What is it about the weather that compels our government to ineptly dictate how we produce electricity and consume energy? This a worthwhile question to ask on August 4, the anniversary of the day in 1977 that President James Earl Carter signed legislation creating the brand-new, Cabinet-level Department of Energy.

When it comes to energy fecklessness, which was very costly to the Democratic party in the revolutionary election of 1980, Barack Obama’s policies are in Mr. Carter’s league. With global warming at the top of the president’s agenda and at the bottom of the electorate’s, a similar result may be brewing.

A trip back to 1977 reveals remarkable similarities between then and now, and some remarkable symmetries. Three consecutive winters, starting with the winter of Carter’s inauguration, were the coldest trio since comprehensive instrumental records were first kept in 1895. To show his new administration’s environmental sanctity, Carter had a solar-heated reviewing stand built for his inauguration. Wind chills were even lower than they were at Obama’s first inauguration. The stand was so cold that very few people stuck around after the ceremony. …

… Fast-forward to 2009. Ninety days after Obama’s own bitterly cold inauguration (his inaugural address, ironically, featured global warming), his administration’s EPA issued a “preliminary finding of endangerment” from carbon dioxide and other greenhouse gases, ultimately resulting in regulation of carbon dioxide and the trancelike perseveration on global warming that has become the hallmark of his second term.

If it makes sense to be very, very scared of greenhouse gases while turning away from nuclear power, welcome to the weird world of Washington’s energy politics.
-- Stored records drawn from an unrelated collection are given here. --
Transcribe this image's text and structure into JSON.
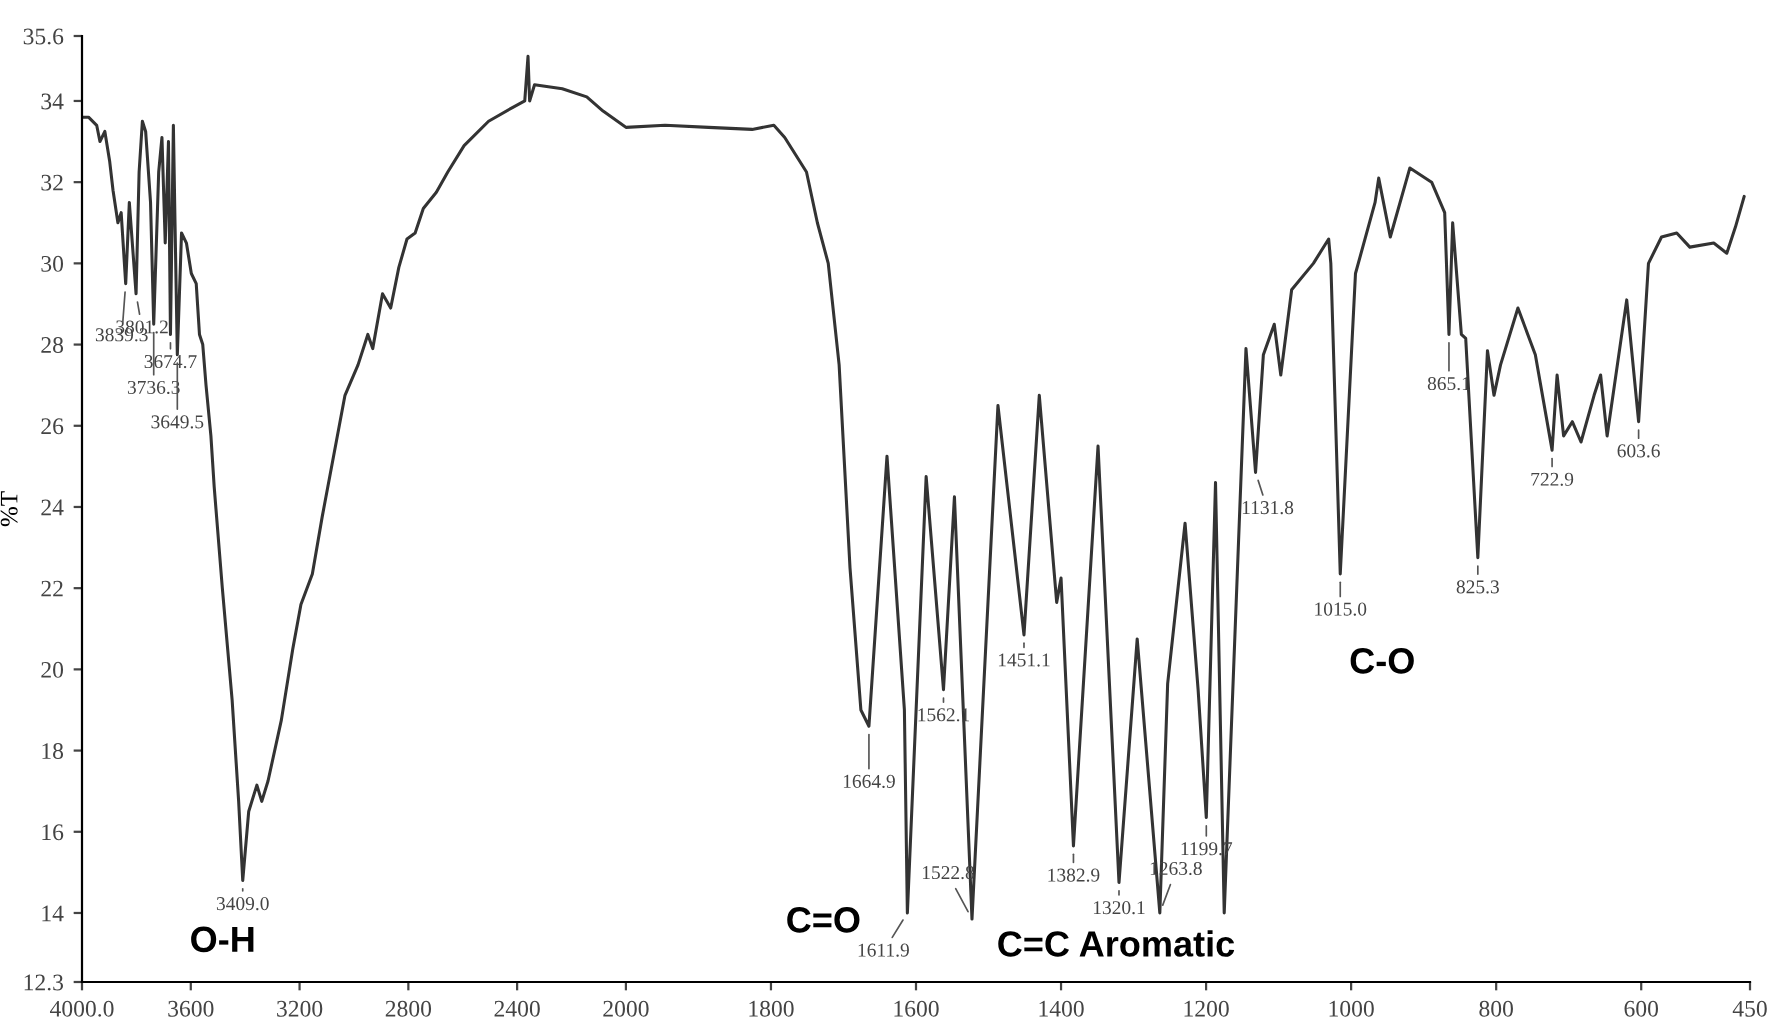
{
  "chart_data": [
    {
      "type": "line",
      "ylabel": "%T",
      "xlim": [
        4000,
        2000
      ],
      "ylim": [
        12.3,
        35.6
      ],
      "xticks": [
        {
          "value": 4000,
          "label": "4000.0"
        },
        3600,
        3200,
        2800,
        2400,
        2000
      ],
      "yticks": [
        12.3,
        14,
        16,
        18,
        20,
        22,
        24,
        26,
        28,
        30,
        32,
        34,
        35.6
      ],
      "grid": false,
      "legend": false,
      "marker": "none",
      "line_style": "solid",
      "series": [
        {
          "color": "#333333",
          "x": [
            4000,
            3976,
            3946,
            3934,
            3916,
            3898,
            3886,
            3868,
            3856,
            3839.3,
            3826,
            3801.2,
            3790,
            3778,
            3766,
            3748,
            3736.3,
            3718,
            3706,
            3694,
            3682,
            3674.7,
            3664,
            3658,
            3649.5,
            3634,
            3616,
            3598,
            3580,
            3568,
            3556,
            3544,
            3526,
            3514,
            3484,
            3448,
            3424,
            3409,
            3387,
            3357,
            3339,
            3316,
            3267,
            3225,
            3195,
            3153,
            3117,
            3075,
            3033,
            2985,
            2949,
            2931,
            2895,
            2865,
            2835,
            2805,
            2775,
            2745,
            2697,
            2655,
            2595,
            2505,
            2414,
            2372,
            2360,
            2354,
            2336,
            2234,
            2144,
            2084,
            2000
          ],
          "values": [
            33.6,
            33.6,
            33.4,
            33.0,
            33.25,
            32.5,
            31.8,
            31.0,
            31.25,
            29.5,
            31.5,
            29.25,
            32.25,
            33.5,
            33.25,
            31.5,
            28.5,
            32.25,
            33.1,
            30.5,
            33.0,
            28.25,
            33.4,
            31.0,
            27.75,
            30.75,
            30.5,
            29.75,
            29.5,
            28.25,
            28.0,
            27.0,
            25.75,
            24.5,
            22.0,
            19.25,
            16.75,
            14.8,
            16.5,
            17.15,
            16.75,
            17.25,
            18.75,
            20.5,
            21.6,
            22.35,
            23.75,
            25.25,
            26.75,
            27.5,
            28.25,
            27.9,
            29.25,
            28.9,
            29.9,
            30.6,
            30.75,
            31.35,
            31.75,
            32.25,
            32.9,
            33.5,
            33.85,
            34.0,
            35.1,
            34.0,
            34.4,
            34.3,
            34.1,
            33.75,
            33.35
          ]
        }
      ],
      "annotations": [
        {
          "text": "3801.2",
          "x": 3801.2,
          "y": 29.25
        },
        {
          "text": "3839.3",
          "x": 3839.3,
          "y": 29.5
        },
        {
          "text": "3674.7",
          "x": 3674.7,
          "y": 28.25
        },
        {
          "text": "3736.3",
          "x": 3736.3,
          "y": 28.5
        },
        {
          "text": "3649.5",
          "x": 3649.5,
          "y": 27.75
        },
        {
          "text": "3409.0",
          "x": 3409.0,
          "y": 14.8
        },
        {
          "text": "O-H",
          "x": 3409.0,
          "y": 14.8
        }
      ]
    },
    {
      "type": "line",
      "tick_labels": "x",
      "xlim": [
        2000,
        450
      ],
      "ylim": [
        12.3,
        35.6
      ],
      "xticks": [
        1800,
        1600,
        1400,
        1200,
        1000,
        800,
        600,
        450
      ],
      "grid": false,
      "legend": false,
      "marker": "none",
      "line_style": "solid",
      "series": [
        {
          "color": "#333333",
          "x": [
            2000,
            1946,
            1886,
            1826,
            1796,
            1781,
            1751,
            1736,
            1721,
            1706,
            1691,
            1676,
            1664.9,
            1640,
            1616,
            1611.9,
            1586,
            1562.1,
            1547,
            1522.8,
            1487,
            1451.1,
            1430,
            1406,
            1400,
            1382.9,
            1349,
            1320.1,
            1295,
            1263.8,
            1253,
            1229,
            1211,
            1199.7,
            1187,
            1175,
            1145,
            1131.8,
            1121,
            1106,
            1097,
            1082,
            1052,
            1031,
            1028,
            1015.0,
            994,
            967,
            962,
            946,
            919,
            889,
            871,
            865.1,
            860,
            848,
            842,
            825.3,
            812,
            803,
            794,
            770,
            746,
            722.9,
            716,
            707,
            695,
            683,
            665,
            656,
            647,
            620,
            603.6,
            590,
            572,
            551,
            533,
            500,
            482,
            470,
            458
          ],
          "values": [
            33.35,
            33.4,
            33.35,
            33.3,
            33.4,
            33.1,
            32.25,
            31.0,
            30.0,
            27.5,
            22.5,
            19.0,
            18.6,
            25.25,
            19.0,
            14.0,
            24.75,
            19.5,
            24.25,
            13.85,
            26.5,
            20.85,
            26.75,
            21.65,
            22.25,
            15.65,
            25.5,
            14.75,
            20.75,
            14.0,
            19.65,
            23.6,
            19.5,
            16.35,
            24.6,
            14.0,
            27.9,
            24.85,
            27.75,
            28.5,
            27.25,
            29.35,
            30.0,
            30.6,
            30.0,
            22.35,
            29.75,
            31.5,
            32.1,
            30.65,
            32.35,
            32.0,
            31.25,
            28.25,
            31.0,
            28.25,
            28.15,
            22.75,
            27.85,
            26.75,
            27.5,
            28.9,
            27.75,
            25.4,
            27.25,
            25.75,
            26.1,
            25.6,
            26.75,
            27.25,
            25.75,
            29.1,
            26.1,
            30.0,
            30.65,
            30.75,
            30.4,
            30.5,
            30.25,
            30.9,
            31.65
          ]
        }
      ],
      "annotations": [
        {
          "text": "1664.9",
          "x": 1664.9,
          "y": 18.6
        },
        {
          "text": "1611.9",
          "x": 1611.9,
          "y": 14.0
        },
        {
          "text": "1562.1",
          "x": 1562.1,
          "y": 19.5
        },
        {
          "text": "1522.8",
          "x": 1522.8,
          "y": 13.85
        },
        {
          "text": "1451.1",
          "x": 1451.1,
          "y": 20.85
        },
        {
          "text": "1382.9",
          "x": 1382.9,
          "y": 15.65
        },
        {
          "text": "1320.1",
          "x": 1320.1,
          "y": 14.75
        },
        {
          "text": "1263.8",
          "x": 1263.8,
          "y": 14.0
        },
        {
          "text": "1199.7",
          "x": 1199.7,
          "y": 16.35
        },
        {
          "text": "1131.8",
          "x": 1131.8,
          "y": 24.85
        },
        {
          "text": "1015.0",
          "x": 1015.0,
          "y": 22.35
        },
        {
          "text": "865.1",
          "x": 865.1,
          "y": 28.25
        },
        {
          "text": "825.3",
          "x": 825.3,
          "y": 22.75
        },
        {
          "text": "722.9",
          "x": 722.9,
          "y": 25.4
        },
        {
          "text": "603.6",
          "x": 603.6,
          "y": 26.1
        },
        {
          "text": "C=O",
          "x": 1611.9,
          "y": 14.0
        },
        {
          "text": "C=C Aromatic",
          "x": 1522.8,
          "y": 13.85
        },
        {
          "text": "C-O",
          "x": 1015.0,
          "y": 22.35
        }
      ]
    }
  ]
}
Things really haven’t changed since 1977. President Obama hasn’t approved a single reactor for power generation, and instead continues to push solar energy (solar thermal is the single least efficient modern source of energy on the planet) and ugly wind turbines. The former, by definition, can’t be on roughly half of the time, and the latter produce power only when the wind blows sufficiently hard.

It is during clear, calm nights — precisely when these sources of energy do nothing — that we see our coldest temperatures, increasing dependence mainly upon fossil-fuel-powered generation.